Tempo runs are tough, making it tempting to skip it. But these runs help train your body to clear the lactic acid from your body at a faster rate. You can run at a faster speed for a longer time before the fatigue sets in. Tempo runs are what people term as comfortably hard. It’s a challenge to keep the pace, but it isn’t an all out effort. These runs are typically done over a 20 – 40 minutes period.

#4 Eat Like An Endurance Runner

As an endurance runner, carbs are very important. This doesn’t mean you have to gobble down the pasta at every meal! It just means you should be mindful that 45 – 55 per cent of your meals comprises carbohydrates. This is especially important before your long runs.

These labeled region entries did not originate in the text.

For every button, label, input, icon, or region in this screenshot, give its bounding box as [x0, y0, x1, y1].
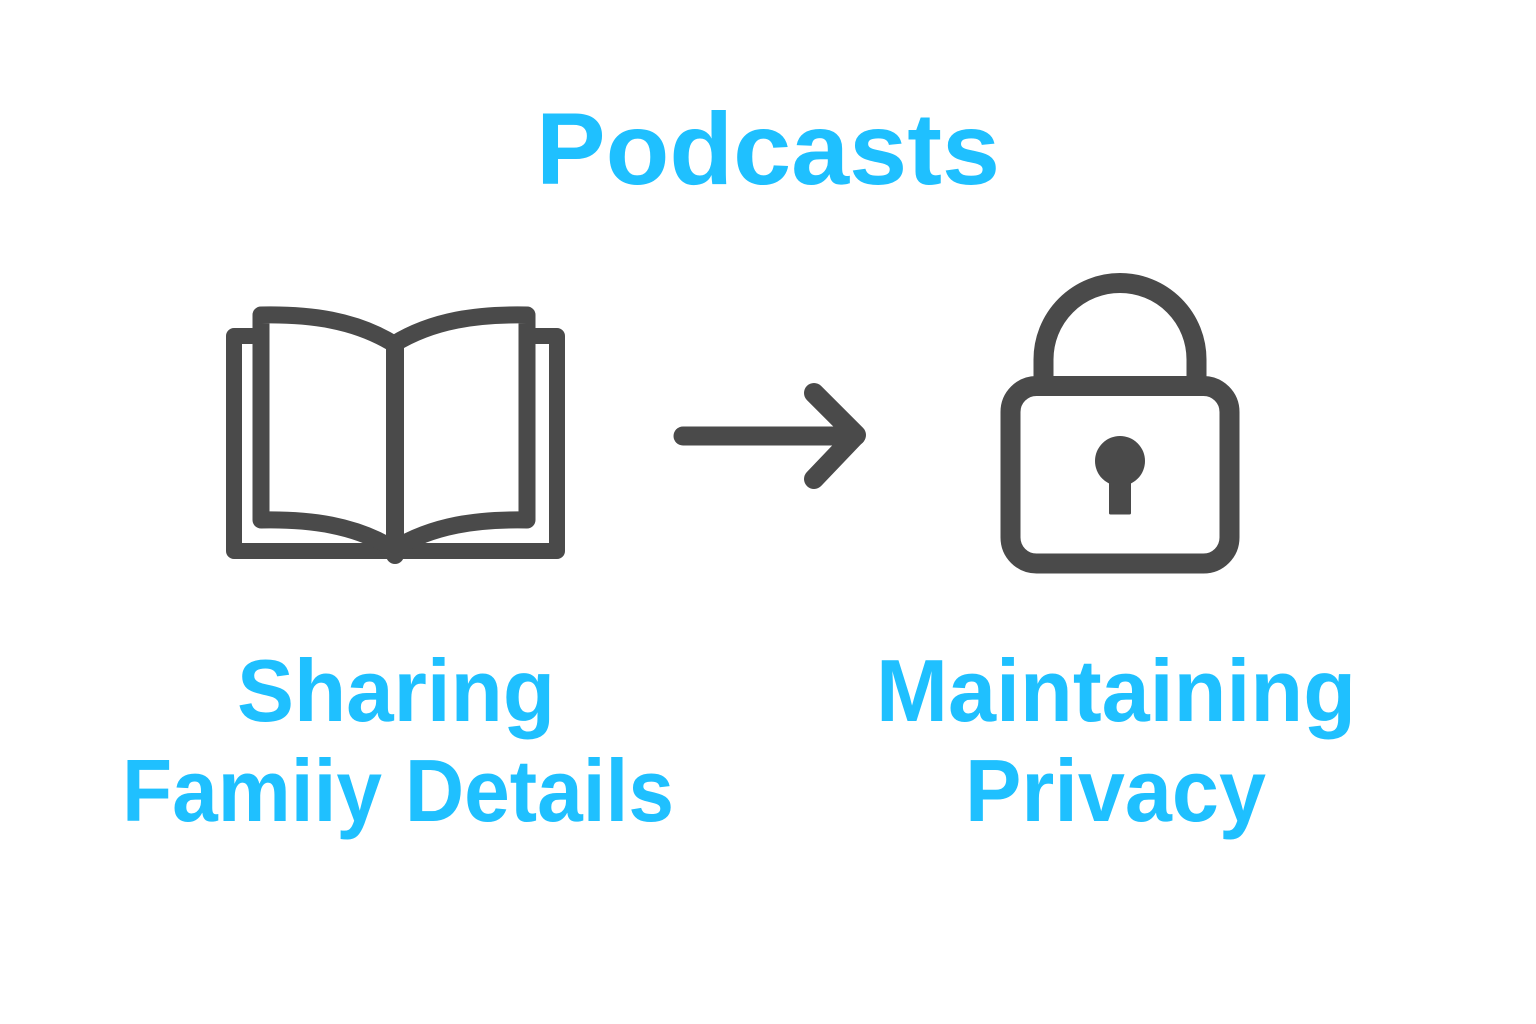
label: maintaining privacy [876, 641, 1356, 840]
icon: arrow [683, 393, 856, 479]
label: maintaining privacy: Maintaining [876, 641, 1356, 740]
label: sharing family details: Sharing [237, 641, 555, 740]
icon: open book [234, 315, 557, 555]
title: Podcasts [536, 92, 1000, 206]
label: sharing family details [122, 641, 674, 840]
label: sharing family details: Famiiy Details [122, 741, 674, 840]
icon: padlock [1010, 283, 1230, 564]
label: maintaining privacy: Privacy [965, 741, 1266, 840]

Fuel yourself well with complex carbohydrates such as oats, wholegrain and sweet potato.

#5 Take Recovery Days Seriously

One thing a lot of us runners fail to do is to take recovery days seriously. We must remember, recovery is part of training. Easy runs are meant to be easy! You need to ensure your body is recovering well in between sessions. It is only wen we recover well that we become stronger! So take easy days easy, and save the grind for the hard days!

#6 Running Technique

Running economy is very important but often neglected component of training. The more efficient you run, the further you can go before the fatigue sets in. This is because you use less energy to run a particular distance! Good running form comes from running tall, running upright and running light. Do running drills to help you achieve this!